I'm experimenting with Citus extension for PostgreSQL to enable parallelism for my analythics queries (single node setup). I have a very simple UPDATE statement for a distributed table which runs perfectly parallel when execute from the IDE (DBeaver) or psql command:
UPDATE my_distributed_table a1
SET
col1 = b.col1,
col2 = b.col2
FROM my_distributed_table a
LEFT JOIN my_local_table b
ON b.id = a.report_id
WHERE
a.id = a1.id and
a.report_id = a1.report_id; -- Sharding key
The table is quite big (> 300mln records) so I can see 32 separate sessions (1 per shard I guess) during the query exection. But, when I put this UPDATE query into a BEGIN/COMMIT transaction, or into a stored procedure, or even a LANGUAGE SQL function (which is not supposed to start a transaction), and execute it with either CALL or SELECT, there is no parallelism!

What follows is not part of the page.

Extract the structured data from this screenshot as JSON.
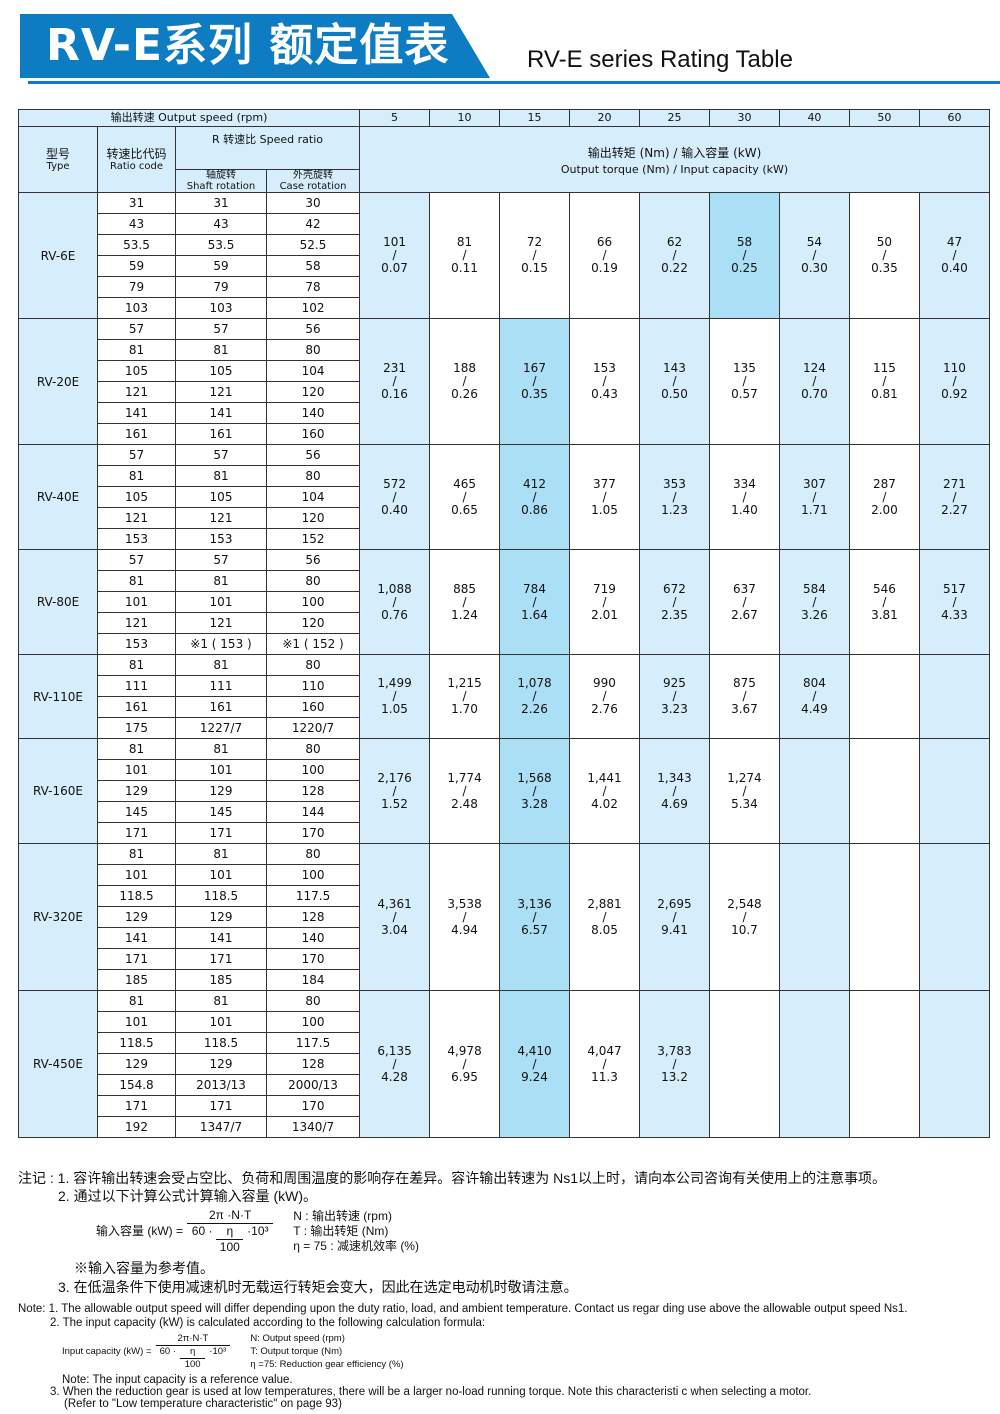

There is only one session which takes forever.
I tried several tweaks like these but no luck:
SET citus.max_adaptive_executor_pool_size = 32; -- DEFAULT 16
SET citus.force_max_query_parallelization to OF; -- DEFAULT off
What I need is to put this UPDATE into either a stored procedureo or a function and make it executing in parallel.
I could not find any clear statemens by googling or looking in Citus docs regarding support of parallelism in transactions, functions or stored procedures, but I believe it must be supported. Maybe there is some setting I'm missing?
Thank you
Adding "ANALYZE my_distributed_table;" before the UPDATE statement solved the problem. Now no matter if is it executed as a standalone, from a transaction, or from a procedure/function, multiple sessions are created as expected.